Rebeca Matte Bello | |
Birth Date: | 29 October 1875 |
Birth Place: | Santiago, Chile |
Death Place: | Paris, France |
Nationality: | Chilean |
Field: | Sculpture |
Rebeca Matte Bello (pronounced as /es/; October 29, 1875 – May 15, 1929) was a Chilean sculptor. Her sculptures are in the collection of the Chilean National Museum of Fine Arts, including her sculpture Icarus and Daedalus, which resides outside the museum.[1]
Rebeca Matte, born October 29, 1875, in Santiago, Chile,[2] was the only daughter of Rebecca Reyes and Augusto Matte, an ambassador for Chile. While living in Santiago, she was educated by her grandmother. Matte was exposed to many intellectuals of Chile at the time, including José Victorino Lastarria, Gabriel Jordan Amunátegui, and Alberto Blest Gana. Her father would move to Paris and Matte would be educated in Europe.
In Europe, she first studied in Rome, under Giulio Monteverde. In Paris, she studied at the Académie Julian under Paul Dubois and Denys Puech.[3] As a young artist, she found influence in the work of Auguste Rodin.[4] She would marry diplomat Pedro Felipe Larrain Iñíguez,[2] and she would give birth to their daughter, Lily Iñíguez Matte. Lily would die in 1926, this grief causing Matte not to sculpt anymore.[2]

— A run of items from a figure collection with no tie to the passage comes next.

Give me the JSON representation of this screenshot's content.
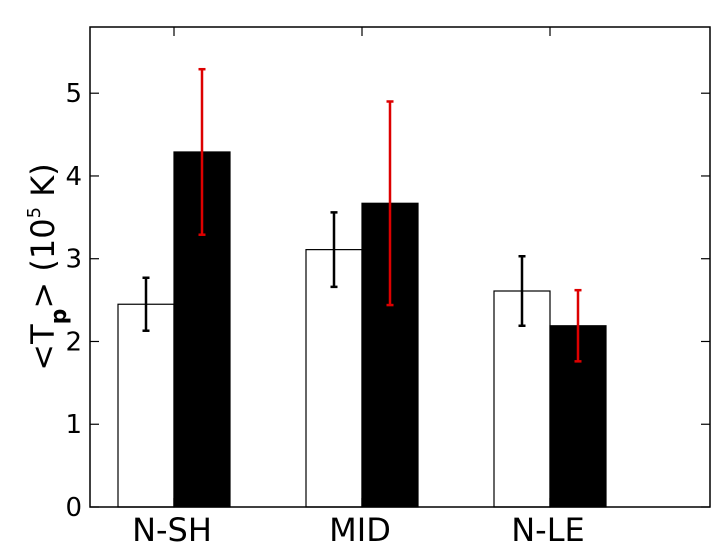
{
  "chart_data": {
    "type": "bar",
    "categories": [
      "N-SH",
      "MID",
      "N-LE"
    ],
    "series": [
      {
        "fill": "#ffffff",
        "edge": "#000000",
        "values": [
          2.45,
          3.11,
          2.61
        ],
        "err": [
          0.32,
          0.45,
          0.42
        ],
        "err_color": "#000000"
      },
      {
        "fill": "#000000",
        "edge": "#000000",
        "values": [
          4.29,
          3.67,
          2.19
        ],
        "err": [
          1.0,
          1.23,
          0.43
        ],
        "err_color": "#dd0000"
      }
    ],
    "ylim": [
      0,
      5.8
    ],
    "yticks": [
      0,
      1,
      2,
      3,
      4,
      5
    ],
    "ylabel": {
      "prefix": "<T",
      "subscript": "p",
      "middle": "> (10",
      "superscript": "5",
      "suffix": " K)"
    },
    "grid": false,
    "legend": "none"
  }
}
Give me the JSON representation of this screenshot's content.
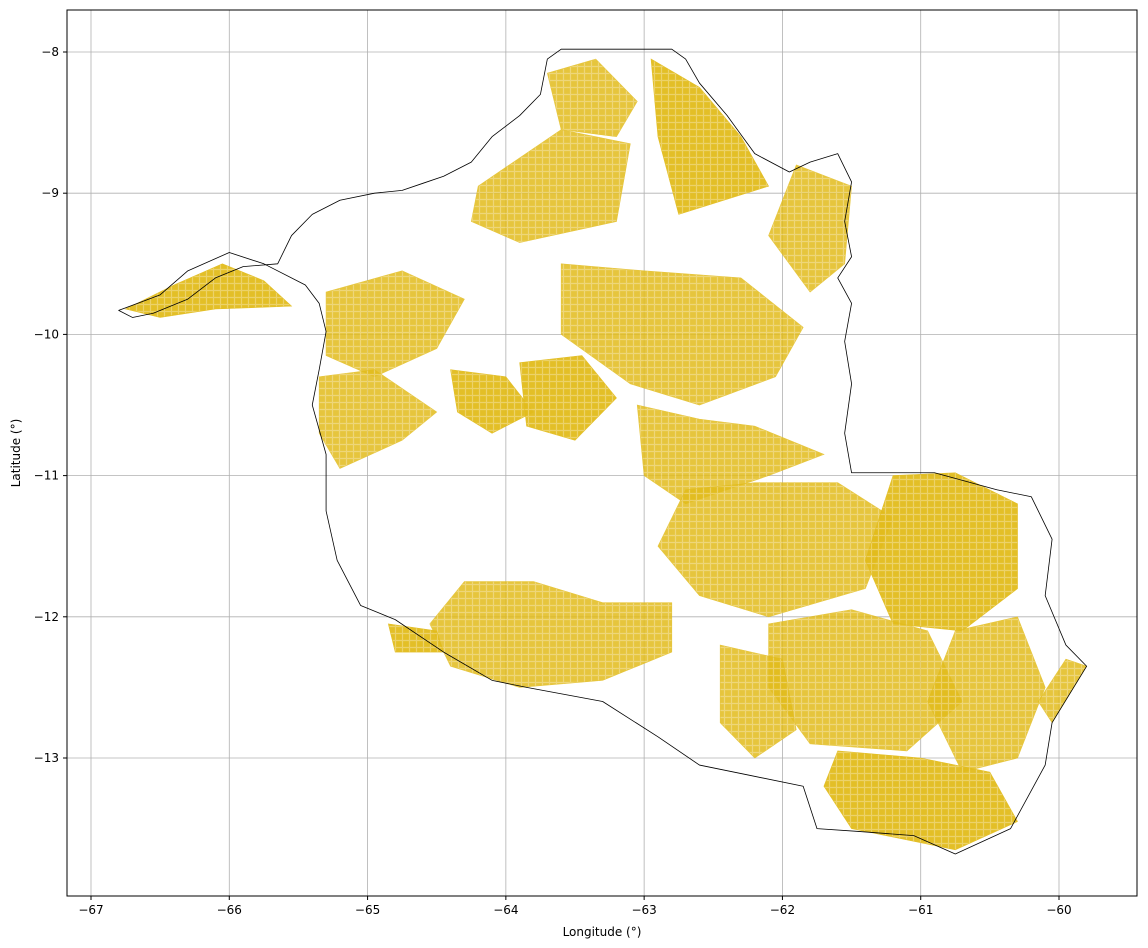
{
  "colors": {
    "parcel_fill": "#e2bc1c",
    "parcel_fill_light": "#ecd062",
    "boundary_stroke": "#000000",
    "grid": "#b0b0b0",
    "background": "#ffffff"
  },
  "axes": {
    "xlabel": "Longitude (°)",
    "ylabel": "Latitude (°)",
    "xlim": [
      -67.1,
      -59.5
    ],
    "ylim": [
      -14.05,
      -7.7
    ],
    "grid": true
  },
  "chart_data": {
    "type": "map",
    "x_ticks": [
      {
        "value": -67,
        "label": "−67"
      },
      {
        "value": -66,
        "label": "−66"
      },
      {
        "value": -65,
        "label": "−65"
      },
      {
        "value": -64,
        "label": "−64"
      },
      {
        "value": -63,
        "label": "−63"
      },
      {
        "value": -62,
        "label": "−62"
      },
      {
        "value": -61,
        "label": "−61"
      },
      {
        "value": -60,
        "label": "−60"
      }
    ],
    "y_ticks": [
      {
        "value": -8,
        "label": "−8"
      },
      {
        "value": -9,
        "label": "−9"
      },
      {
        "value": -10,
        "label": "−10"
      },
      {
        "value": -11,
        "label": "−11"
      },
      {
        "value": -12,
        "label": "−12"
      },
      {
        "value": -13,
        "label": "−13"
      }
    ],
    "boundary": [
      [
        -66.8,
        -9.83
      ],
      [
        -66.5,
        -9.72
      ],
      [
        -66.3,
        -9.55
      ],
      [
        -66.0,
        -9.42
      ],
      [
        -65.75,
        -9.5
      ],
      [
        -65.45,
        -9.65
      ],
      [
        -65.35,
        -9.78
      ],
      [
        -65.3,
        -9.98
      ],
      [
        -65.35,
        -10.25
      ],
      [
        -65.4,
        -10.5
      ],
      [
        -65.3,
        -10.85
      ],
      [
        -65.3,
        -11.25
      ],
      [
        -65.22,
        -11.6
      ],
      [
        -65.05,
        -11.92
      ],
      [
        -64.8,
        -12.02
      ],
      [
        -64.45,
        -12.25
      ],
      [
        -64.1,
        -12.45
      ],
      [
        -63.85,
        -12.5
      ],
      [
        -63.3,
        -12.6
      ],
      [
        -62.9,
        -12.85
      ],
      [
        -62.6,
        -13.05
      ],
      [
        -62.25,
        -13.12
      ],
      [
        -61.85,
        -13.2
      ],
      [
        -61.75,
        -13.5
      ],
      [
        -61.45,
        -13.52
      ],
      [
        -61.05,
        -13.55
      ],
      [
        -60.75,
        -13.68
      ],
      [
        -60.35,
        -13.5
      ],
      [
        -60.1,
        -13.05
      ],
      [
        -60.05,
        -12.75
      ],
      [
        -59.8,
        -12.35
      ],
      [
        -59.95,
        -12.2
      ],
      [
        -60.1,
        -11.85
      ],
      [
        -60.05,
        -11.45
      ],
      [
        -60.2,
        -11.15
      ],
      [
        -60.45,
        -11.1
      ],
      [
        -60.9,
        -10.98
      ],
      [
        -61.5,
        -10.98
      ],
      [
        -61.55,
        -10.7
      ],
      [
        -61.5,
        -10.35
      ],
      [
        -61.55,
        -10.05
      ],
      [
        -61.5,
        -9.78
      ],
      [
        -61.6,
        -9.6
      ],
      [
        -61.5,
        -9.45
      ],
      [
        -61.55,
        -9.2
      ],
      [
        -61.5,
        -8.92
      ],
      [
        -61.6,
        -8.72
      ],
      [
        -61.8,
        -8.78
      ],
      [
        -61.95,
        -8.85
      ],
      [
        -62.2,
        -8.72
      ],
      [
        -62.4,
        -8.45
      ],
      [
        -62.6,
        -8.22
      ],
      [
        -62.7,
        -8.05
      ],
      [
        -62.8,
        -7.98
      ],
      [
        -63.6,
        -7.98
      ],
      [
        -63.7,
        -8.05
      ],
      [
        -63.75,
        -8.3
      ],
      [
        -63.9,
        -8.45
      ],
      [
        -64.1,
        -8.6
      ],
      [
        -64.25,
        -8.78
      ],
      [
        -64.45,
        -8.88
      ],
      [
        -64.6,
        -8.93
      ],
      [
        -64.75,
        -8.98
      ],
      [
        -64.95,
        -9.0
      ],
      [
        -65.2,
        -9.05
      ],
      [
        -65.4,
        -9.15
      ],
      [
        -65.55,
        -9.3
      ],
      [
        -65.65,
        -9.5
      ],
      [
        -65.9,
        -9.52
      ],
      [
        -66.1,
        -9.6
      ],
      [
        -66.3,
        -9.75
      ],
      [
        -66.55,
        -9.85
      ],
      [
        -66.7,
        -9.88
      ]
    ],
    "parcel_regions": [
      [
        [
          -66.75,
          -9.82
        ],
        [
          -66.4,
          -9.65
        ],
        [
          -66.05,
          -9.5
        ],
        [
          -65.75,
          -9.62
        ],
        [
          -65.55,
          -9.8
        ],
        [
          -66.1,
          -9.82
        ],
        [
          -66.5,
          -9.88
        ]
      ],
      [
        [
          -65.3,
          -9.7
        ],
        [
          -64.75,
          -9.55
        ],
        [
          -64.3,
          -9.75
        ],
        [
          -64.5,
          -10.1
        ],
        [
          -64.95,
          -10.3
        ],
        [
          -65.3,
          -10.15
        ]
      ],
      [
        [
          -65.35,
          -10.3
        ],
        [
          -64.95,
          -10.25
        ],
        [
          -64.5,
          -10.55
        ],
        [
          -64.75,
          -10.75
        ],
        [
          -65.2,
          -10.95
        ],
        [
          -65.35,
          -10.7
        ]
      ],
      [
        [
          -64.4,
          -10.25
        ],
        [
          -64.0,
          -10.3
        ],
        [
          -63.8,
          -10.55
        ],
        [
          -64.1,
          -10.7
        ],
        [
          -64.35,
          -10.55
        ]
      ],
      [
        [
          -64.2,
          -8.95
        ],
        [
          -63.6,
          -8.55
        ],
        [
          -63.1,
          -8.65
        ],
        [
          -63.2,
          -9.2
        ],
        [
          -63.9,
          -9.35
        ],
        [
          -64.25,
          -9.2
        ]
      ],
      [
        [
          -63.7,
          -8.15
        ],
        [
          -63.35,
          -8.05
        ],
        [
          -63.05,
          -8.35
        ],
        [
          -63.2,
          -8.6
        ],
        [
          -63.6,
          -8.55
        ]
      ],
      [
        [
          -62.95,
          -8.05
        ],
        [
          -62.6,
          -8.25
        ],
        [
          -62.3,
          -8.6
        ],
        [
          -62.1,
          -8.95
        ],
        [
          -62.75,
          -9.15
        ],
        [
          -62.9,
          -8.6
        ]
      ],
      [
        [
          -61.9,
          -8.8
        ],
        [
          -61.5,
          -8.95
        ],
        [
          -61.55,
          -9.5
        ],
        [
          -61.8,
          -9.7
        ],
        [
          -62.1,
          -9.3
        ]
      ],
      [
        [
          -63.6,
          -9.5
        ],
        [
          -63.0,
          -9.55
        ],
        [
          -62.3,
          -9.6
        ],
        [
          -61.85,
          -9.95
        ],
        [
          -62.05,
          -10.3
        ],
        [
          -62.6,
          -10.5
        ],
        [
          -63.1,
          -10.35
        ],
        [
          -63.6,
          -10.0
        ]
      ],
      [
        [
          -63.9,
          -10.2
        ],
        [
          -63.45,
          -10.15
        ],
        [
          -63.2,
          -10.45
        ],
        [
          -63.5,
          -10.75
        ],
        [
          -63.85,
          -10.65
        ]
      ],
      [
        [
          -63.05,
          -10.5
        ],
        [
          -62.6,
          -10.6
        ],
        [
          -62.2,
          -10.65
        ],
        [
          -61.7,
          -10.85
        ],
        [
          -62.1,
          -11.0
        ],
        [
          -62.7,
          -11.2
        ],
        [
          -63.0,
          -11.0
        ]
      ],
      [
        [
          -62.7,
          -11.1
        ],
        [
          -62.2,
          -11.05
        ],
        [
          -61.6,
          -11.05
        ],
        [
          -61.2,
          -11.3
        ],
        [
          -61.4,
          -11.8
        ],
        [
          -62.1,
          -12.0
        ],
        [
          -62.6,
          -11.85
        ],
        [
          -62.9,
          -11.5
        ]
      ],
      [
        [
          -61.2,
          -11.0
        ],
        [
          -60.75,
          -10.98
        ],
        [
          -60.3,
          -11.2
        ],
        [
          -60.3,
          -11.8
        ],
        [
          -60.7,
          -12.1
        ],
        [
          -61.2,
          -12.05
        ],
        [
          -61.4,
          -11.6
        ]
      ],
      [
        [
          -62.1,
          -12.05
        ],
        [
          -61.5,
          -11.95
        ],
        [
          -60.95,
          -12.1
        ],
        [
          -60.7,
          -12.6
        ],
        [
          -61.1,
          -12.95
        ],
        [
          -61.8,
          -12.9
        ],
        [
          -62.1,
          -12.5
        ]
      ],
      [
        [
          -60.75,
          -12.1
        ],
        [
          -60.3,
          -12.0
        ],
        [
          -60.1,
          -12.5
        ],
        [
          -60.3,
          -13.0
        ],
        [
          -60.7,
          -13.1
        ],
        [
          -60.95,
          -12.6
        ]
      ],
      [
        [
          -61.6,
          -12.95
        ],
        [
          -61.0,
          -13.0
        ],
        [
          -60.5,
          -13.1
        ],
        [
          -60.3,
          -13.45
        ],
        [
          -60.75,
          -13.65
        ],
        [
          -61.5,
          -13.5
        ],
        [
          -61.7,
          -13.2
        ]
      ],
      [
        [
          -62.45,
          -12.2
        ],
        [
          -62.0,
          -12.3
        ],
        [
          -61.9,
          -12.8
        ],
        [
          -62.2,
          -13.0
        ],
        [
          -62.45,
          -12.75
        ]
      ],
      [
        [
          -64.3,
          -11.75
        ],
        [
          -63.8,
          -11.75
        ],
        [
          -63.3,
          -11.9
        ],
        [
          -62.8,
          -11.9
        ],
        [
          -62.8,
          -12.25
        ],
        [
          -63.3,
          -12.45
        ],
        [
          -63.9,
          -12.5
        ],
        [
          -64.4,
          -12.35
        ],
        [
          -64.55,
          -12.05
        ]
      ],
      [
        [
          -64.85,
          -12.05
        ],
        [
          -64.5,
          -12.1
        ],
        [
          -64.45,
          -12.25
        ],
        [
          -64.8,
          -12.25
        ]
      ],
      [
        [
          -59.95,
          -12.3
        ],
        [
          -59.8,
          -12.35
        ],
        [
          -60.05,
          -12.75
        ],
        [
          -60.15,
          -12.6
        ]
      ]
    ]
  }
}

In 1899, she displayed a statue entitled "Horace" at the Salon in Paris, a work showing the physical and psychological rigidity associated with an epileptic seizure.[5] In 1908, the Chilean government commissioned her to design a sculpture for the International Court of Justice at The Hague.[2] Bello displayed two works at the 1913 Salon d'Automne. The first, "full of allure and vigor", is a bust of an older wrestler shown "defying the harshness of life". The second work, which was said to be one of the nicer works in the Salon, was called "A Life"; it was a representation of a beautiful, mature woman sitting on a stone sphinx, looking backwards. Le Figaro describes the artist as a fine talent from the young Latin American school of art and noted her ease and control over the execution of these works. It notes that she studied under Denys Puech and a Monsieur Dubois.[6]
The piece commissioned for the International Court of Justice was installed in 1914; it was called The War.[2]
The Chilean government continued to commission works from Matte and in 1914 she created Heroes de la Concepción,[2] located in Santiago.[7] Matte became a teacher at the Accademia di Belle Arti Firenze in 1918.[2]
Matte's daughter, Lily, would be diagnosed with tuberculosis and would die in a sanatorium in the Swiss Alps in 1926.[2] Matte would become depressed over Lily's death, and would cease creating art, focusing on charity work on behalf of her daughter.[2] Matte died, in Paris, on May 14, 1929.[2]
In 1929, after her death, her husband donated Icarus and Daedalus to the Chilean National Museum of Fine Arts. The piece, a copy of the original which was commissioned by the government of Chile as a gift to the country of Brazil and is on public display in Rio de Janeiro, was placed outside of the museum in 1930. An award, named after Matte, was created in 1922 by the Chilean Ministry of Education for notable Chilean sculptors.[8]